Stricture of the small intestine (Intestinal atresia)
SYSTEM: GASTROINTESTINAL TRACT
FREQUENCY: 1 in 1000, roughly 50% occur in the duodenum and 50% in the jejunum or ileum
PATIENT HISTORY: This baby died soon after birth having been unable to retain any food. There was frequent vomiting.
The level of the obstruction is at the duodeno-jejunal junction. Distal to this there is a collapsed small bowel, while proximally there is marked dilatation of the stomach and duodenum.

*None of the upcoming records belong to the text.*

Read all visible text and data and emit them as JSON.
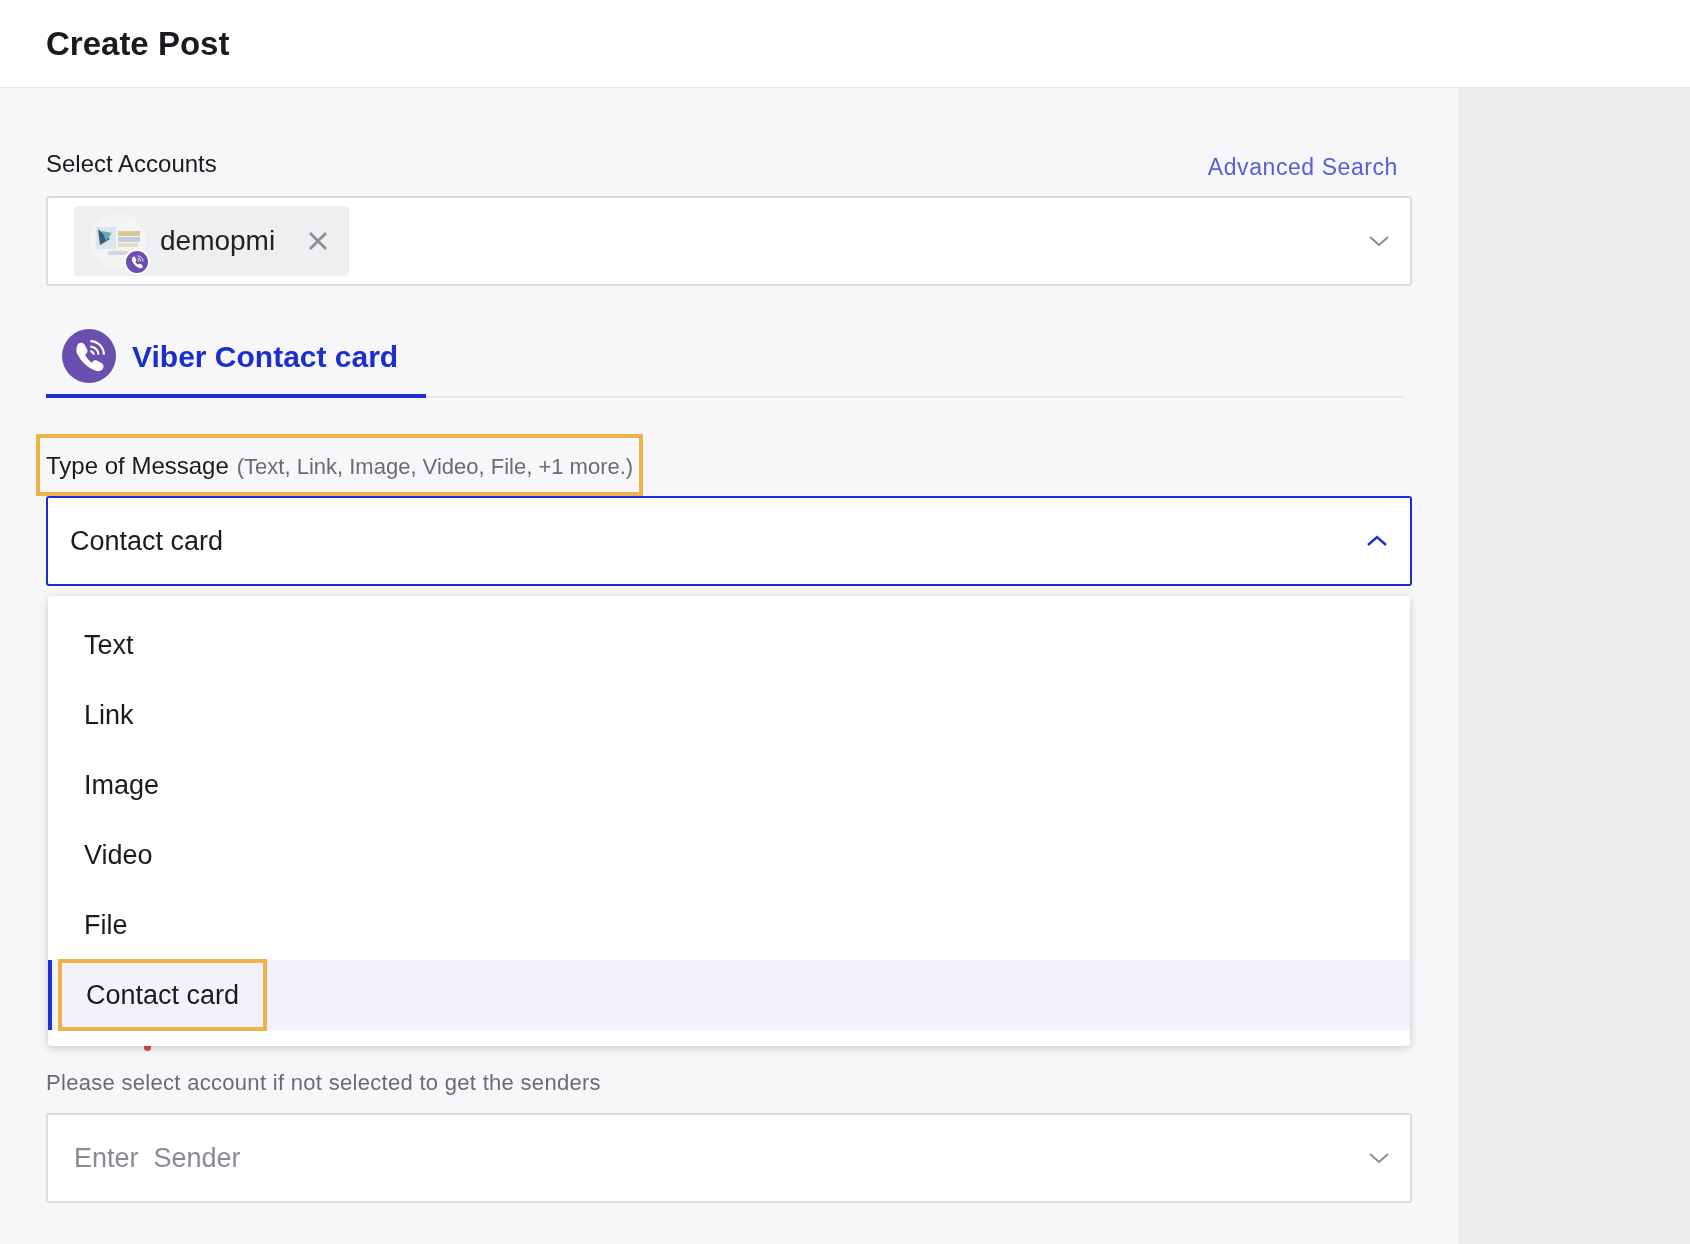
{
  "header": {
    "title": "Create Post"
  },
  "accounts": {
    "label": "Select Accounts",
    "advanced_link": "Advanced Search",
    "chips": [
      {
        "name": "demopmi"
      }
    ]
  },
  "tabs": [
    {
      "label": "Viber Contact card",
      "selected": true
    }
  ],
  "message_type": {
    "label": "Type of Message",
    "hint": "(Text, Link, Image, Video, File, +1 more.)",
    "value": "Contact card",
    "expanded": true,
    "options": [
      {
        "label": "Text",
        "selected": false
      },
      {
        "label": "Link",
        "selected": false
      },
      {
        "label": "Image",
        "selected": false
      },
      {
        "label": "Video",
        "selected": false
      },
      {
        "label": "File",
        "selected": false
      },
      {
        "label": "Contact card",
        "selected": true
      }
    ]
  },
  "sender": {
    "required": true,
    "hint": "Please select account if not selected to get the senders",
    "placeholder": "Enter  Sender"
  }
}
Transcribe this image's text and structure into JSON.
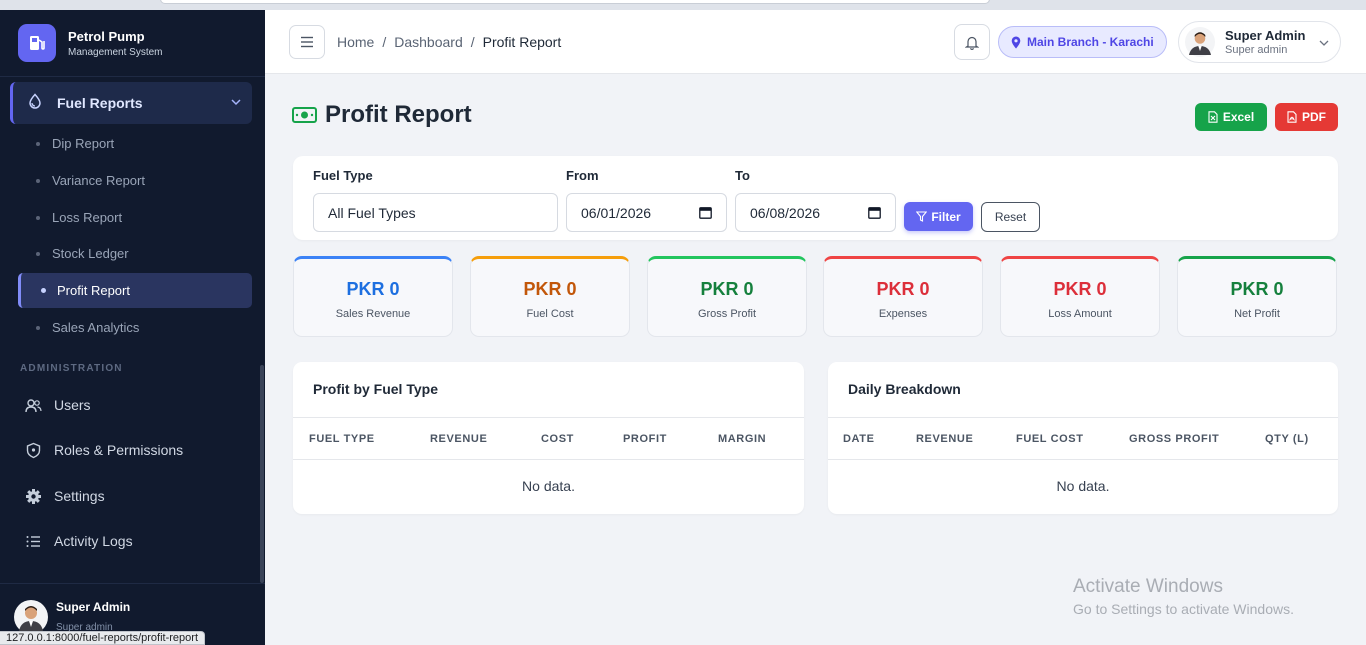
{
  "brand": {
    "title": "Petrol Pump",
    "subtitle": "Management System"
  },
  "sidebar": {
    "parent": "Fuel Reports",
    "sub_items": [
      "Dip Report",
      "Variance Report",
      "Loss Report",
      "Stock Ledger",
      "Profit Report",
      "Sales Analytics"
    ],
    "section_label": "ADMINISTRATION",
    "admin_items": [
      "Users",
      "Roles & Permissions",
      "Settings",
      "Activity Logs"
    ],
    "user": {
      "name": "Super Admin",
      "role": "Super admin"
    }
  },
  "status_url": "127.0.0.1:8000/fuel-reports/profit-report",
  "header": {
    "breadcrumb": [
      "Home",
      "Dashboard",
      "Profit Report"
    ],
    "branch": "Main Branch - Karachi",
    "user": {
      "name": "Super Admin",
      "role": "Super admin"
    }
  },
  "page": {
    "title": "Profit Report",
    "excel_label": "Excel",
    "pdf_label": "PDF"
  },
  "filters": {
    "fuel_type_label": "Fuel Type",
    "fuel_type_value": "All Fuel Types",
    "from_label": "From",
    "from_value": "06/01/2026",
    "to_label": "To",
    "to_value": "06/08/2026",
    "filter_label": "Filter",
    "reset_label": "Reset"
  },
  "stats": [
    {
      "value": "PKR 0",
      "label": "Sales Revenue",
      "color": "#1d6fe0"
    },
    {
      "value": "PKR 0",
      "label": "Fuel Cost",
      "color": "#c2570a"
    },
    {
      "value": "PKR 0",
      "label": "Gross Profit",
      "color": "#15803d"
    },
    {
      "value": "PKR 0",
      "label": "Expenses",
      "color": "#dc2f3a"
    },
    {
      "value": "PKR 0",
      "label": "Loss Amount",
      "color": "#dc2f3a"
    },
    {
      "value": "PKR 0",
      "label": "Net Profit",
      "color": "#15803d"
    }
  ],
  "table_fuel": {
    "title": "Profit by Fuel Type",
    "columns": [
      "FUEL TYPE",
      "REVENUE",
      "COST",
      "PROFIT",
      "MARGIN"
    ],
    "empty": "No data."
  },
  "table_daily": {
    "title": "Daily Breakdown",
    "columns": [
      "DATE",
      "REVENUE",
      "FUEL COST",
      "GROSS PROFIT",
      "QTY (L)"
    ],
    "empty": "No data."
  },
  "watermark": {
    "line1": "Activate Windows",
    "line2": "Go to Settings to activate Windows."
  }
}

Intestinal atresia refers to complete occlusion of the lumen of the intestine or the absence of a segment of intestine. In congenital intestinal stenosis the bowel lumen is very much narrowed, over a short or long length of bowel. The presentation depends on the level of the obstruction; duodenal or jejunal atresia may cause polyhydramnios due to inability of the foetus to absorb swallowed amniotic fluid. There will be vomiting and abdominal distension within 24 hours of birth, or these symptoms may be delayed somewhat if the obstruction is more distal.
The South African surgeon Chris Barnard showed through experimental work on puppies still in the uterus, that intestinal atresia could be caused by interruption of the blood supply (via the mesenteric vessels) to the bowel, with consequent infarction and then scarring or resorption of a segment of bowel. His discovery led to the successful surgical repair of these lesions; since the blood supply on either side of the atretic segment is poor, at surgery a wide excision margin is essential.
In the case of duodenal atresia, another explanation is that it is a failure of the duodenum to recanalise after the solid cord stage of duodenal development very early in gestation. There is a strong association of duodenal atresia with Down's syndrom.
Jejuno-ileal atresia may be associated with cystic fibrosis.
There are also gene mutations that have been implicated in intestinal atresia, especially in cases with multiple atresias.